Well, She-who-loves-tea has just made a cup so I'm to sit down and have a chat...


Tuesday, 1 March 2011

St. Swithbert - a scheduled post

I bet not many people know that there is a saint for angina sufferers! He is St. Swithbert (Suitbert) 647-713 and 1st March is St Swithbert's Day.


Swithbert, a monk from the English region of Northumbria, immigrated to Ireland, where he became a disciple of Saint Egbert in the monastery of Rathmelsigi. Described by his contemporary Saint Bede as “humble-hearted”, Swithbert was one of twelve monks of Rathmelsigi sent by Egbert on a mission to evangelize the Netherlands. Among his companions was the famed missionary, Saint Willibrord.
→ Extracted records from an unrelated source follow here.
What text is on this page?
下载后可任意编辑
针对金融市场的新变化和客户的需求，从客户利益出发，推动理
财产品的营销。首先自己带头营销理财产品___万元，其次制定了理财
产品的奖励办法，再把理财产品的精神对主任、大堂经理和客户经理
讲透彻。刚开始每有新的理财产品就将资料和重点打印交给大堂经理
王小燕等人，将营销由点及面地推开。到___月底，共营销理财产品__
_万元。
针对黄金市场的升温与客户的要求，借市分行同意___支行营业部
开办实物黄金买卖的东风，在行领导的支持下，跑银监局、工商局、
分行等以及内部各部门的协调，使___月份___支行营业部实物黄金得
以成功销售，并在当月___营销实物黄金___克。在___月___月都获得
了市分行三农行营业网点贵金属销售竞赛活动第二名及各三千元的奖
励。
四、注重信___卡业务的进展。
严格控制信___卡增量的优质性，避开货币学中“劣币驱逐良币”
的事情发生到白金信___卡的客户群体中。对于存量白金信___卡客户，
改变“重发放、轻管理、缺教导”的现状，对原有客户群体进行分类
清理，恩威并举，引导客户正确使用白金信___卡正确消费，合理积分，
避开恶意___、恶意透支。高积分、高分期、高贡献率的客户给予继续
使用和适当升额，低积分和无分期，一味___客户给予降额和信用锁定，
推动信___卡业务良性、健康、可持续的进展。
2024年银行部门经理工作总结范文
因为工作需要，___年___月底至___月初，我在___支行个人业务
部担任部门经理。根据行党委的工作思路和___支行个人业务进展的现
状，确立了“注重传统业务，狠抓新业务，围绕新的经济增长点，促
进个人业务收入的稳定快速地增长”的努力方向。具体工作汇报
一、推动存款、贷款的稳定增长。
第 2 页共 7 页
After winning the conversions of many pagans by his zeal, Swithbert was consecrated regionary bishop for this mission in 693. Thereafter he expanded his field of labour into western Germany. Here he was successful for a time, but in the end his efforts were thwarted by a Saxon invasion. Swithbert saw in this misfortune an opportunity to withdraw from the world and prepare himself spiritually for death. He founded a monastery on an island along the Rhine, where the town of Kaiserswerth now stands, near Dusseldorf, Germany. Swithbert spent the rest of his life in the Kaiserswerth monastery.

Hopefully I won't be needing his services any more.